Os números em primeiro lugar: a Amazon é responsável pela venda de mais de metade dos eBooks nos EUA e lidera incontestada as vendas de livros na Internet. Agora a reação das letras aos números: mais de 300 escritores assinaram uma carta enviada aos diretores da Amazon, exigindo o fim do tratamento diferenciado, que alegadamente está prejudicar as vendas de livros publicados pela Hachette.
A carta assinada por alguns dos maiores homens das letras da atualidade também recorre a alguns números: em média, os autores que publicam na Hachette passaram a vender menos 50% – e há casos de perdas de 90% – devido ao facto de, alegadamente, a Amazon recusar reservas, atrasar os prazos de entrega, e até direcionar os internautas para livros de outras editoras.

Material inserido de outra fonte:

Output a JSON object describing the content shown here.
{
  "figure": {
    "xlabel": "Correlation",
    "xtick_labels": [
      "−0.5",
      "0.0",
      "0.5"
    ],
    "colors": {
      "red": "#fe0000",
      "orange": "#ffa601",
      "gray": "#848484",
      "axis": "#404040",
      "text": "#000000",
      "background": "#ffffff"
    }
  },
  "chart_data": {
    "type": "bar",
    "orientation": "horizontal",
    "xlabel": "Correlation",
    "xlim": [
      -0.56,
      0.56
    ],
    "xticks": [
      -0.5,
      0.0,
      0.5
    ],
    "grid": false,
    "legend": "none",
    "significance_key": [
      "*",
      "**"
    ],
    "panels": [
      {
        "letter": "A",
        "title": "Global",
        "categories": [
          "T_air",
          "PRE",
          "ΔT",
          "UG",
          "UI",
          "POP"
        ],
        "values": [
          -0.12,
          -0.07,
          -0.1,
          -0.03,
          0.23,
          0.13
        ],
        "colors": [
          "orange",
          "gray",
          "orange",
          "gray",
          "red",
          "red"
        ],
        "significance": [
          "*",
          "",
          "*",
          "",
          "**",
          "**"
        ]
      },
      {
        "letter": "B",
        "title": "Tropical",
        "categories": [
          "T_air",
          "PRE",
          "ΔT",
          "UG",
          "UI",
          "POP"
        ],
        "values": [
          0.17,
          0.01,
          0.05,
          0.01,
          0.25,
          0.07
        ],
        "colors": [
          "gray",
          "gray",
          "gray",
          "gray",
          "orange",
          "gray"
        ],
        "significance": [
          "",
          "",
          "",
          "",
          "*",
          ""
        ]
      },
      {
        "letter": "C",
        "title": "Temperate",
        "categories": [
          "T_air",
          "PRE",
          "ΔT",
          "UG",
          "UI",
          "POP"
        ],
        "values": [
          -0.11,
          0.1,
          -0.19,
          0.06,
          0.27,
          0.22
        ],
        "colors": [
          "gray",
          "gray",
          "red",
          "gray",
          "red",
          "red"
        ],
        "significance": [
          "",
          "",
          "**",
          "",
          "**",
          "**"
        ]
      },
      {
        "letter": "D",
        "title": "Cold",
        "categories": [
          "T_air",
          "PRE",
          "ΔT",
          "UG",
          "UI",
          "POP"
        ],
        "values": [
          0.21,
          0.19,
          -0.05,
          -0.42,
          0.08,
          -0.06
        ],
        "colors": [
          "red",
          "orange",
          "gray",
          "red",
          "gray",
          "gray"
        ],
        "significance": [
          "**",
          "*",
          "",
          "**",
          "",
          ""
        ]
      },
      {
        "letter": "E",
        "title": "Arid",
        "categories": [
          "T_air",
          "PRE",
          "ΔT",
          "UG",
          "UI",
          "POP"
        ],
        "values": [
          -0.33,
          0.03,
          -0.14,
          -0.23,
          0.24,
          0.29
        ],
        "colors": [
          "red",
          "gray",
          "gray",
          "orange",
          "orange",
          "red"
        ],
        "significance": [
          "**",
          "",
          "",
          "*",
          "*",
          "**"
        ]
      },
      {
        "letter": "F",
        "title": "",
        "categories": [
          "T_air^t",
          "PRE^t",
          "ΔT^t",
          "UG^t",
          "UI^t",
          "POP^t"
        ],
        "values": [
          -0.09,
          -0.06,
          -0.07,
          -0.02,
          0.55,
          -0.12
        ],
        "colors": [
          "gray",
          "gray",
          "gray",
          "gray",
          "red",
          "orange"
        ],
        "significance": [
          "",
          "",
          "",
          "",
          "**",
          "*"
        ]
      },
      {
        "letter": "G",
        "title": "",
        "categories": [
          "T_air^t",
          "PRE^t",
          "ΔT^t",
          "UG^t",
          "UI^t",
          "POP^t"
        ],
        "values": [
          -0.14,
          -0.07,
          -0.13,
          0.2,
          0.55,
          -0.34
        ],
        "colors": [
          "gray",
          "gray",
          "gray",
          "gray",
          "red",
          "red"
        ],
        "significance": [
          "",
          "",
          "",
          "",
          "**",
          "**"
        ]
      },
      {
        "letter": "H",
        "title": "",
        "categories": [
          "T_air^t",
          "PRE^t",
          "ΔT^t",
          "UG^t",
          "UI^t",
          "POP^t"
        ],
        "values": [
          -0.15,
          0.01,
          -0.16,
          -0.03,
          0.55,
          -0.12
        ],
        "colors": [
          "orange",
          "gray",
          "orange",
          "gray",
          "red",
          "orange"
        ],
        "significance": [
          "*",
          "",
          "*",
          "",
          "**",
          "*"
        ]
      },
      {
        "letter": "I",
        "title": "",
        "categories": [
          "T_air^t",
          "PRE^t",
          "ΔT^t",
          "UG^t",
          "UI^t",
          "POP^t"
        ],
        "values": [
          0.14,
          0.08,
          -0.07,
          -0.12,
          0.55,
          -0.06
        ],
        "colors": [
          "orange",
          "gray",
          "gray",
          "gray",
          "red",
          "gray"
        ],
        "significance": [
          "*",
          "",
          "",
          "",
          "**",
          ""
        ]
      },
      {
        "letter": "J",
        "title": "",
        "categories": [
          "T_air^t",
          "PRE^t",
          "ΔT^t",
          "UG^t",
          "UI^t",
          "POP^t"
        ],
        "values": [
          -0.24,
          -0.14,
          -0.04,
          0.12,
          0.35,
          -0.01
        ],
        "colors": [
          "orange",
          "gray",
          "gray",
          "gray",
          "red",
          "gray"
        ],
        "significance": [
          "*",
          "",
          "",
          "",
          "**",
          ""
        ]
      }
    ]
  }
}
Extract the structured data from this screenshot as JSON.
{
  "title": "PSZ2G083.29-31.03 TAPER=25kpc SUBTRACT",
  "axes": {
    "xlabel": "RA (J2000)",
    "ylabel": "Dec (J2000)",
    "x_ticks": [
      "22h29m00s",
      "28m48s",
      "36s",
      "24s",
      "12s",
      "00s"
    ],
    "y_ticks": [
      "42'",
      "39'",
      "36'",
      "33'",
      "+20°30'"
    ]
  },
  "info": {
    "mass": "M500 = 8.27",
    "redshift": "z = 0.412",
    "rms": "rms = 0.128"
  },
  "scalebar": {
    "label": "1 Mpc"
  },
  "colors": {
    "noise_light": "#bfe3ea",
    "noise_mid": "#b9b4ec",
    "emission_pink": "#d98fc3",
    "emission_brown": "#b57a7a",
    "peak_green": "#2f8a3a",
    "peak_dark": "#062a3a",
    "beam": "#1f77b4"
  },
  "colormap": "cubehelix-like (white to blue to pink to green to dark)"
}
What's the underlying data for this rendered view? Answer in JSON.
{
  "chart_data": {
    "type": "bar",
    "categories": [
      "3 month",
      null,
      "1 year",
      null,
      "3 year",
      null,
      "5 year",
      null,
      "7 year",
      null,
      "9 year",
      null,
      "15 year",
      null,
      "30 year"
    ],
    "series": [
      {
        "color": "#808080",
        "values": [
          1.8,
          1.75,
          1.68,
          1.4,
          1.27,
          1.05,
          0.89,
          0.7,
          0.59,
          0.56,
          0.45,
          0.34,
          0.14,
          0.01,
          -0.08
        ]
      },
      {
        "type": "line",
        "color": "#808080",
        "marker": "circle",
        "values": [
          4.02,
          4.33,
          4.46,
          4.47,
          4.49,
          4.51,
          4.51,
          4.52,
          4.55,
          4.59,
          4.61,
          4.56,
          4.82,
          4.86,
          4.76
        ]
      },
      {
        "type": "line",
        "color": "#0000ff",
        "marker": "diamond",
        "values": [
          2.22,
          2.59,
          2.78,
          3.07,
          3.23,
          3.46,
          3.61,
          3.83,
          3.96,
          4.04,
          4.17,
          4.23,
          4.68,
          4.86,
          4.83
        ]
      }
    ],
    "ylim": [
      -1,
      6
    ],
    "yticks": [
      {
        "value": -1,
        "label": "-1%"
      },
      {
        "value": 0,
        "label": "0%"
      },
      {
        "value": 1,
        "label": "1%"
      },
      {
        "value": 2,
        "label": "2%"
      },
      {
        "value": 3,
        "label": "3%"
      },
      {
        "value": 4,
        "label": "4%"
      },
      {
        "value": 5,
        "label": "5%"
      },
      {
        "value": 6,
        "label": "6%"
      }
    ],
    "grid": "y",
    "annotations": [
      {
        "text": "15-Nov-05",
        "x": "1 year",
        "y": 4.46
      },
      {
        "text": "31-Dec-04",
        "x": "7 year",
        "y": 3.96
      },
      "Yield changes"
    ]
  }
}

Até hoje, não haverá muitas cartas que tenham conseguido juntar as assinaturas de Philip Roth, Orhan Pamuk, Salman Rushdie, V. S. Naipaul, Milan Kundera e ainda os detentores de direitos de Saul Bellow, Roberto Bolaño, Joseph Brodsky, William Burroughs, John Cheever, Allen Ginsberg, Norman Mailer, Arthur Miller e Hunter S. Thompson. A carta enviada pela Authors United aos administradores da Amazon conseguiu-o, mas poderá não ser a única. Atualmente, a mesma “coligação” de escritores está a preparar uma carta para remeter junto do Departamento de Justiça dos EUA, com o objetivo de solicitar uma investigação à práticas monopolistas da Amazon, refere o The New York Times.
Ursula K. Le Guin, escritora que ganhou, em 2014, a medalha pelo Contributo dado às Letras Americanas, sintetizou numa frase, enviada por e-mail ao The New York Times, o sentimento de desconfiança que atualmente domina o mundo literário dos EUA: «Estamos a falar de censura: de alguém que, deliberadamente, torna um livro difícil ou mesmo impossível de comprar, fazendo desaparecer esse autor. Os governos usam a censura com objetivos morais e políticos, sejam eles justificáveis ou não. A Amazon está a usar a censura para ganhar o controlo total do mercado e assim poder ditar aos editores o que podem ou não publicar, e aos autores o que devem escrever, e aos leitores aquilo que podem comprar. Isso é mais do que injustificável; é intolerável».
A Amazon e a Hachette ainda não comentaram – apesar de ambas terem estatuto de protagonistas nesta história, que veio a público na primavera passada, com a aplicação de condições desfavoráveis à compra de livros publicados pela Hachette, por parte da Amazon. No verão, muito por força da intervenção de Andrew Wylie, agente que representa muitos dos “pesos pesados” das letras norte-americanas, os autores começaram a juntar esforços e a alinhar estratégias – e a causa deixou de estar circunscrita aos autores publicados pela Hachette.
Curiosamente, a Amazon também já sabe o que é enviar uma carta para o Departamento de Justiça solicitando uma investigação a práticas monopolistas: em 2010, a gigante do comércio eletrónico queixou-se às autoridades de um acordo entre Apple e cinco dos maiores editores dos EUA, que estaria a inflacionar os preços dos livros.
Nessa altura, a Hachette (que já se queixou, em vão, da Amazon ao Departamento de Justiça) assumiu as suas responsabilidades, e assinou um acordo com os queixosos, alegando não dispor de recursos financeiros para manter a luta em tribunal. Será que chegou a vez da Amazon fazer o mesmo?